Fresh garbanzo beans are cheaper than fava beans, and they demonstrate in a nutshell (pod?) the “better vegetables through outer boroughs” principle of produce. It may hardly be news, but more than a pound of still-in-shell chickpeas was found yesterday for $1.99 at Brooklyn’s Three Guys, a 24/7 discount greens place on the corner of 65th and Fort Hamilton Parkway. Shopping-wise, you may get pushed out of the way by a cart wielding nonna gunning for the greengage plums, or distracted by a cross-dressing man calmly sorting through the melons.
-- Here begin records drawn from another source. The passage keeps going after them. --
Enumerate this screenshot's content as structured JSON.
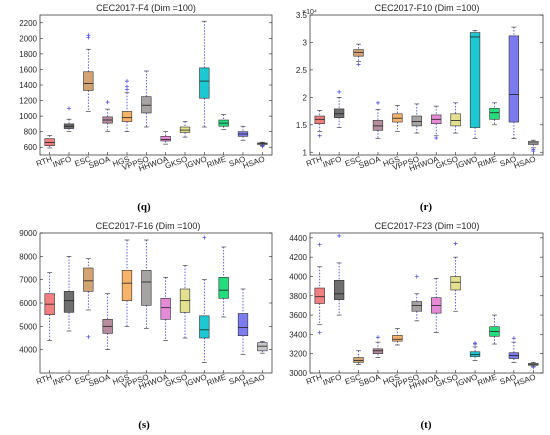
{
  "chart_data": [
    {
      "type": "box",
      "title": "CEC2017-F4 (Dim =100)",
      "caption": "(q)",
      "xlabel": "",
      "ylabel": "",
      "ylim": [
        500,
        2300
      ],
      "yticks": [
        600,
        800,
        1000,
        1200,
        1400,
        1600,
        1800,
        2000,
        2200
      ],
      "categories": [
        "RTH",
        "INFO",
        "ESC",
        "SBOA",
        "HGS",
        "VPPSO",
        "HHWOA",
        "GKSO",
        "IGWO",
        "RIME",
        "SAO",
        "HSAO"
      ],
      "colors": [
        "#f27f7f",
        "#6e6e6e",
        "#d4a373",
        "#b58d9e",
        "#f6b46a",
        "#a8a3a3",
        "#e58ad6",
        "#e4e08f",
        "#1ec8d2",
        "#23dc7c",
        "#7c7cf0",
        "#c6c6c6"
      ],
      "boxes": [
        {
          "min": 590,
          "q1": 620,
          "median": 660,
          "q3": 710,
          "max": 750,
          "outliers": []
        },
        {
          "min": 800,
          "q1": 840,
          "median": 870,
          "q3": 900,
          "max": 960,
          "outliers": [
            1100
          ]
        },
        {
          "min": 1060,
          "q1": 1330,
          "median": 1420,
          "q3": 1570,
          "max": 1860,
          "outliers": [
            2010,
            2040
          ]
        },
        {
          "min": 800,
          "q1": 910,
          "median": 950,
          "q3": 990,
          "max": 1090,
          "outliers": [
            1180
          ]
        },
        {
          "min": 800,
          "q1": 930,
          "median": 980,
          "q3": 1060,
          "max": 1300,
          "outliers": [
            1340,
            1380,
            1450
          ]
        },
        {
          "min": 860,
          "q1": 1040,
          "median": 1140,
          "q3": 1250,
          "max": 1580,
          "outliers": []
        },
        {
          "min": 640,
          "q1": 680,
          "median": 700,
          "q3": 740,
          "max": 800,
          "outliers": []
        },
        {
          "min": 730,
          "q1": 790,
          "median": 820,
          "q3": 860,
          "max": 930,
          "outliers": []
        },
        {
          "min": 860,
          "q1": 1230,
          "median": 1450,
          "q3": 1620,
          "max": 2220,
          "outliers": []
        },
        {
          "min": 830,
          "q1": 870,
          "median": 910,
          "q3": 950,
          "max": 1020,
          "outliers": []
        },
        {
          "min": 690,
          "q1": 740,
          "median": 770,
          "q3": 800,
          "max": 870,
          "outliers": []
        },
        {
          "min": 625,
          "q1": 635,
          "median": 645,
          "q3": 655,
          "max": 665,
          "outliers": [
            610,
            615
          ]
        }
      ]
    },
    {
      "type": "box",
      "title": "CEC2017-F10 (Dim =100)",
      "caption": "(r)",
      "xlabel": "",
      "ylabel": "",
      "exponent": "×10⁴",
      "ylim": [
        0.95,
        3.5
      ],
      "yticks": [
        1,
        1.5,
        2,
        2.5,
        3,
        3.5
      ],
      "categories": [
        "RTH",
        "INFO",
        "ESC",
        "SBOA",
        "HGS",
        "VPPSO",
        "HHWOA",
        "GKSO",
        "IGWO",
        "RIME",
        "SAO",
        "HSAO"
      ],
      "colors": [
        "#f27f7f",
        "#6e6e6e",
        "#d4a373",
        "#b58d9e",
        "#f6b46a",
        "#a8a3a3",
        "#e58ad6",
        "#e4e08f",
        "#1ec8d2",
        "#23dc7c",
        "#7c7cf0",
        "#c6c6c6"
      ],
      "boxes": [
        {
          "min": 1.38,
          "q1": 1.52,
          "median": 1.6,
          "q3": 1.66,
          "max": 1.76,
          "outliers": [
            1.3
          ]
        },
        {
          "min": 1.45,
          "q1": 1.63,
          "median": 1.7,
          "q3": 1.79,
          "max": 2.0,
          "outliers": [
            2.1
          ]
        },
        {
          "min": 2.65,
          "q1": 2.75,
          "median": 2.82,
          "q3": 2.87,
          "max": 2.97,
          "outliers": [
            2.6
          ]
        },
        {
          "min": 1.25,
          "q1": 1.4,
          "median": 1.48,
          "q3": 1.58,
          "max": 1.78,
          "outliers": [
            1.9
          ]
        },
        {
          "min": 1.38,
          "q1": 1.55,
          "median": 1.62,
          "q3": 1.7,
          "max": 1.85,
          "outliers": []
        },
        {
          "min": 1.35,
          "q1": 1.48,
          "median": 1.56,
          "q3": 1.66,
          "max": 1.88,
          "outliers": []
        },
        {
          "min": 1.3,
          "q1": 1.52,
          "median": 1.6,
          "q3": 1.68,
          "max": 1.84,
          "outliers": [
            1.26
          ]
        },
        {
          "min": 1.35,
          "q1": 1.48,
          "median": 1.58,
          "q3": 1.7,
          "max": 1.9,
          "outliers": []
        },
        {
          "min": 1.25,
          "q1": 1.45,
          "median": 3.1,
          "q3": 3.18,
          "max": 3.22,
          "outliers": []
        },
        {
          "min": 1.5,
          "q1": 1.6,
          "median": 1.72,
          "q3": 1.8,
          "max": 1.9,
          "outliers": []
        },
        {
          "min": 1.25,
          "q1": 1.55,
          "median": 2.05,
          "q3": 3.12,
          "max": 3.28,
          "outliers": []
        },
        {
          "min": 1.08,
          "q1": 1.14,
          "median": 1.17,
          "q3": 1.2,
          "max": 1.22,
          "outliers": [
            1.02,
            1.05
          ]
        }
      ]
    },
    {
      "type": "box",
      "title": "CEC2017-F16 (Dim =100)",
      "caption": "(s)",
      "xlabel": "",
      "ylabel": "",
      "ylim": [
        3000,
        9000
      ],
      "yticks": [
        4000,
        5000,
        6000,
        7000,
        8000,
        9000
      ],
      "categories": [
        "RTH",
        "INFO",
        "ESC",
        "SBOA",
        "HGS",
        "VPPSO",
        "HHWOA",
        "GKSO",
        "IGWO",
        "RIME",
        "SAO",
        "HSAO"
      ],
      "colors": [
        "#f27f7f",
        "#6e6e6e",
        "#d4a373",
        "#b58d9e",
        "#f6b46a",
        "#a8a3a3",
        "#e58ad6",
        "#e4e08f",
        "#1ec8d2",
        "#23dc7c",
        "#7c7cf0",
        "#c6c6c6"
      ],
      "boxes": [
        {
          "min": 4400,
          "q1": 5500,
          "median": 5950,
          "q3": 6400,
          "max": 7300,
          "outliers": []
        },
        {
          "min": 4800,
          "q1": 5600,
          "median": 6100,
          "q3": 6500,
          "max": 8000,
          "outliers": []
        },
        {
          "min": 5700,
          "q1": 6500,
          "median": 6950,
          "q3": 7500,
          "max": 7900,
          "outliers": [
            4550
          ]
        },
        {
          "min": 4000,
          "q1": 4700,
          "median": 5000,
          "q3": 5300,
          "max": 6400,
          "outliers": []
        },
        {
          "min": 5000,
          "q1": 6100,
          "median": 6850,
          "q3": 7400,
          "max": 8700,
          "outliers": []
        },
        {
          "min": 4900,
          "q1": 5900,
          "median": 6900,
          "q3": 7400,
          "max": 8700,
          "outliers": []
        },
        {
          "min": 4400,
          "q1": 5300,
          "median": 5800,
          "q3": 6200,
          "max": 7100,
          "outliers": []
        },
        {
          "min": 4500,
          "q1": 5600,
          "median": 6100,
          "q3": 6600,
          "max": 7600,
          "outliers": []
        },
        {
          "min": 3450,
          "q1": 4500,
          "median": 4850,
          "q3": 5450,
          "max": 7000,
          "outliers": [
            8800
          ]
        },
        {
          "min": 5400,
          "q1": 6200,
          "median": 6550,
          "q3": 7100,
          "max": 8400,
          "outliers": []
        },
        {
          "min": 3800,
          "q1": 4600,
          "median": 4950,
          "q3": 5550,
          "max": 6600,
          "outliers": []
        },
        {
          "min": 3850,
          "q1": 3950,
          "median": 4150,
          "q3": 4300,
          "max": 4350,
          "outliers": []
        }
      ]
    },
    {
      "type": "box",
      "title": "CEC2017-F23 (Dim =100)",
      "caption": "(t)",
      "xlabel": "",
      "ylabel": "",
      "ylim": [
        3000,
        4450
      ],
      "yticks": [
        3000,
        3200,
        3400,
        3600,
        3800,
        4000,
        4200,
        4400
      ],
      "categories": [
        "RTH",
        "INFO",
        "ESC",
        "SBOA",
        "HGS",
        "VPPSO",
        "HHWOA",
        "GKSO",
        "IGWO",
        "RIME",
        "SAO",
        "HSAO"
      ],
      "colors": [
        "#f27f7f",
        "#6e6e6e",
        "#d4a373",
        "#b58d9e",
        "#f6b46a",
        "#a8a3a3",
        "#e58ad6",
        "#e4e08f",
        "#1ec8d2",
        "#23dc7c",
        "#7c7cf0",
        "#c6c6c6"
      ],
      "boxes": [
        {
          "min": 3500,
          "q1": 3720,
          "median": 3790,
          "q3": 3880,
          "max": 4100,
          "outliers": [
            3420,
            4330
          ]
        },
        {
          "min": 3600,
          "q1": 3760,
          "median": 3820,
          "q3": 3960,
          "max": 4140,
          "outliers": [
            4420
          ]
        },
        {
          "min": 3090,
          "q1": 3110,
          "median": 3130,
          "q3": 3160,
          "max": 3230,
          "outliers": []
        },
        {
          "min": 3160,
          "q1": 3200,
          "median": 3230,
          "q3": 3250,
          "max": 3320,
          "outliers": [
            3370
          ]
        },
        {
          "min": 3290,
          "q1": 3330,
          "median": 3350,
          "q3": 3390,
          "max": 3460,
          "outliers": []
        },
        {
          "min": 3540,
          "q1": 3640,
          "median": 3700,
          "q3": 3740,
          "max": 3820,
          "outliers": [
            4000
          ]
        },
        {
          "min": 3420,
          "q1": 3620,
          "median": 3700,
          "q3": 3780,
          "max": 3980,
          "outliers": []
        },
        {
          "min": 3640,
          "q1": 3860,
          "median": 3940,
          "q3": 4000,
          "max": 4200,
          "outliers": [
            4340
          ]
        },
        {
          "min": 3130,
          "q1": 3170,
          "median": 3190,
          "q3": 3220,
          "max": 3270,
          "outliers": [
            3300,
            3310
          ]
        },
        {
          "min": 3300,
          "q1": 3380,
          "median": 3430,
          "q3": 3480,
          "max": 3600,
          "outliers": []
        },
        {
          "min": 3110,
          "q1": 3150,
          "median": 3180,
          "q3": 3210,
          "max": 3320,
          "outliers": [
            3360
          ]
        },
        {
          "min": 3070,
          "q1": 3080,
          "median": 3090,
          "q3": 3100,
          "max": 3110,
          "outliers": [
            3060
          ]
        }
      ]
    }
  ]
}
Nonetheless, some of the best vegetable oddities—but moreover, the most affordable produce—can be found where ethnically disparate neighborhoods intersect: Three Guys draws visitors from Brooklyn’s Chinatown, Bensonhurst, and Boro Park, for example. Fresh chickpeas are used in Indian cooking, or sometimes in Mexican dishes, and also in hummus. Like green almonds, even in the fridge they’ll dry out quickly over the course of a week if they’re not used. The upside is that you can use them like peas, or otherwise more pricey springtime legumes. The pod itself is not edible, but toss a bowl of the small green escape pods in oil with coarse salt, pour them in a scalding hot frying pan, and blister for one minute. Pop them like edamame—fresh chickpeas have a kind of complex, addictive flavor.

Even with the $4 round-trip to the Fort Hamilton Parkway N stop, you can still load up on groceries for less money than a typical Whole Foods jaunt. Consider this a recession PSA.